Sorting out what can be recycled

Residents learning how to sort their recyclables and reject items that cannot be recycled at the new recycling point at Block 868, Yishun Street 81. Teaching sessions will be held there once a month.
Residents learning how to sort their recyclables and reject items that cannot be recycled at the new recycling point at Block 868, Yishun Street 81. Teaching sessions will be held there once a month.ST PHOTO: AZIZ HUSSIN

More residents in Nee Soon will learn how to sort out items that can be recycled, thanks to a new recycling point launched yesterday.

The recycling point will serve as a meeting place where residents can learn from volunteers how to sort out recyclable items such as paper, plastic and metal.

More than 10 volunteers will be stationed at the void deck of Block 868, Yishun Street 81, where the recycling point is, once a month.

Yesterday, more than 100 residents showed up with items such as plastic bottles and old clothing to kick-start the opening of the new recycling point.

Among them was Mr Toh Boon Teck, 62, who said he has learnt about the kind of items that can be recycled and how they should be sorted before being put in recycling bins. "Previously, I didn't know we had to sort out the items before placing them in the bins," said the warehouse assistant. "I (also) think it's important for us to reuse our items as much as we can."

A volunteer at yesterday's event, engineer Michael Toh, 41, said residents were also taught how to separate different kinds of materials for more efficient recycling.

Paper in black and white, for instance, is usually easier to recycle than paper in other colours, and should thus be separated.

Mr Toh added: "It's good to teach people how to recycle.

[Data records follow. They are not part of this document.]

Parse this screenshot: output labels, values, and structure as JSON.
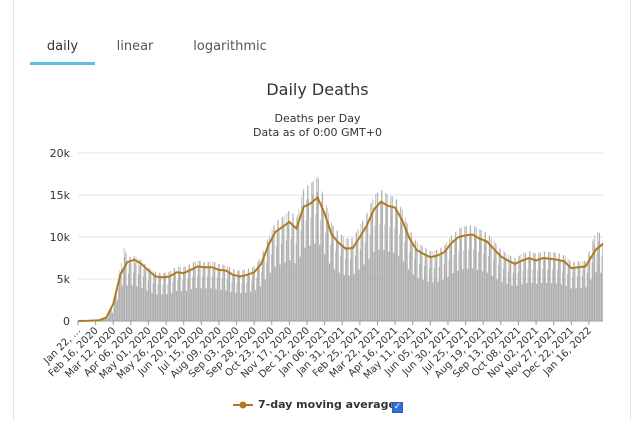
{
  "tabs": [
    {
      "label": "daily"
    },
    {
      "label": "linear"
    },
    {
      "label": "logarithmic"
    }
  ],
  "colors": {
    "bar": "#a6a6a6",
    "line": "#b07a1f",
    "tab_active": "#5bc0de",
    "checkbox": "#2f6fd6"
  },
  "chart_data": {
    "type": "bar",
    "title": "Daily Deaths",
    "subtitle_1": "Deaths per Day",
    "subtitle_2": "Data as of 0:00 GMT+0",
    "ylim": [
      0,
      20000
    ],
    "yticks": [
      0,
      5000,
      10000,
      15000,
      20000
    ],
    "ytick_labels": [
      "0",
      "5k",
      "10k",
      "15k",
      "20k"
    ],
    "xtick_labels": [
      "Jan 22, ...",
      "Feb 16, 2020",
      "Mar 12, 2020",
      "Apr 06, 2020",
      "May 01, 2020",
      "May 26, 2020",
      "Jun 20, 2020",
      "Jul 15, 2020",
      "Aug 09, 2020",
      "Sep 03, 2020",
      "Sep 28, 2020",
      "Oct 23, 2020",
      "Nov 17, 2020",
      "Dec 12, 2020",
      "Jan 06, 2021",
      "Jan 31, 2021",
      "Feb 25, 2021",
      "Mar 22, 2021",
      "Apr 16, 2021",
      "May 11, 2021",
      "Jun 05, 2021",
      "Jun 30, 2021",
      "Jul 25, 2021",
      "Aug 19, 2021",
      "Sep 13, 2021",
      "Oct 08, 2021",
      "Nov 02, 2021",
      "Nov 27, 2021",
      "Dec 22, 2021",
      "Jan 16, 2022"
    ],
    "series": [
      {
        "name": "7-day moving average",
        "type": "line",
        "x_index": [
          0,
          15,
          30,
          40,
          50,
          60,
          70,
          80,
          90,
          100,
          110,
          120,
          130,
          140,
          150,
          160,
          170,
          180,
          190,
          200,
          210,
          220,
          230,
          240,
          250,
          260,
          270,
          280,
          290,
          300,
          310,
          320,
          330,
          340,
          350,
          360,
          370,
          380,
          390,
          400,
          410,
          420,
          430,
          440,
          450,
          460,
          470,
          480,
          490,
          500,
          510,
          520,
          530,
          540,
          550,
          560,
          570,
          580,
          590,
          600,
          610,
          620,
          630,
          640,
          650,
          660,
          670,
          680,
          690,
          700,
          720,
          735,
          745
        ],
        "values": [
          0,
          20,
          100,
          400,
          2000,
          5500,
          7000,
          7300,
          6800,
          6000,
          5300,
          5200,
          5300,
          5800,
          5700,
          6100,
          6500,
          6400,
          6400,
          6100,
          6000,
          5500,
          5300,
          5500,
          5800,
          6800,
          9000,
          10600,
          11200,
          11800,
          11000,
          13600,
          14000,
          14700,
          12800,
          10300,
          9300,
          8600,
          8700,
          10000,
          11400,
          13300,
          14200,
          13700,
          13500,
          12000,
          9900,
          8500,
          8000,
          7600,
          7800,
          8200,
          9300,
          10000,
          10200,
          10300,
          9800,
          9500,
          8600,
          7700,
          7200,
          6800,
          7200,
          7500,
          7200,
          7500,
          7400,
          7300,
          7100,
          6300,
          6500,
          8500,
          9200
        ]
      },
      {
        "name": "Daily deaths",
        "type": "bar",
        "x_index": [
          0,
          30,
          40,
          50,
          60,
          65,
          70,
          80,
          90,
          100,
          110,
          120,
          130,
          140,
          150,
          160,
          170,
          180,
          190,
          200,
          210,
          220,
          230,
          240,
          250,
          260,
          270,
          280,
          290,
          300,
          310,
          320,
          330,
          340,
          350,
          360,
          370,
          380,
          390,
          400,
          410,
          420,
          430,
          440,
          450,
          460,
          470,
          480,
          490,
          500,
          510,
          520,
          530,
          540,
          550,
          560,
          570,
          580,
          590,
          600,
          610,
          620,
          630,
          640,
          650,
          660,
          670,
          680,
          690,
          700,
          720,
          735,
          745
        ],
        "values": [
          0,
          100,
          400,
          2000,
          6500,
          8700,
          7600,
          7700,
          7200,
          6300,
          5800,
          5700,
          5900,
          6500,
          6400,
          6900,
          7200,
          7000,
          7100,
          6800,
          6600,
          6200,
          6000,
          6200,
          6500,
          7700,
          10000,
          11800,
          12400,
          13200,
          12300,
          15800,
          16400,
          17200,
          14300,
          11500,
          10500,
          9800,
          9900,
          11400,
          12900,
          15000,
          15600,
          15000,
          14700,
          13200,
          10900,
          9400,
          8800,
          8300,
          8500,
          9000,
          10200,
          11000,
          11300,
          11400,
          10900,
          10500,
          9500,
          8500,
          7900,
          7500,
          8000,
          8300,
          8000,
          8300,
          8200,
          8100,
          7800,
          7000,
          7200,
          10700,
          10300
        ]
      }
    ],
    "legend": {
      "label": "7-day moving average",
      "placement": "bottom-center",
      "checked": true
    }
  }
}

At the end of the day, it's all about cutting down unnecessary usage and saving our resources for the next generation."

The new recycling point adds to another one launched elsewhere in Nee Soon South two years ago.

Said Member of Parliament for Nee Soon GRC Lee Bee Wah: "While recycling is common these days, many are still unaware of the importance of separating recyclable materials. Our initiative is pro-active... Through the experience, participants can also become ambassadors for the movement."

By 2030, Singapore wants to have an overall recycling rate of 70 per cent. However, its domestic recycling rate has been falling. It fell from about 20 per cent in 2013 to 19 per cent last year.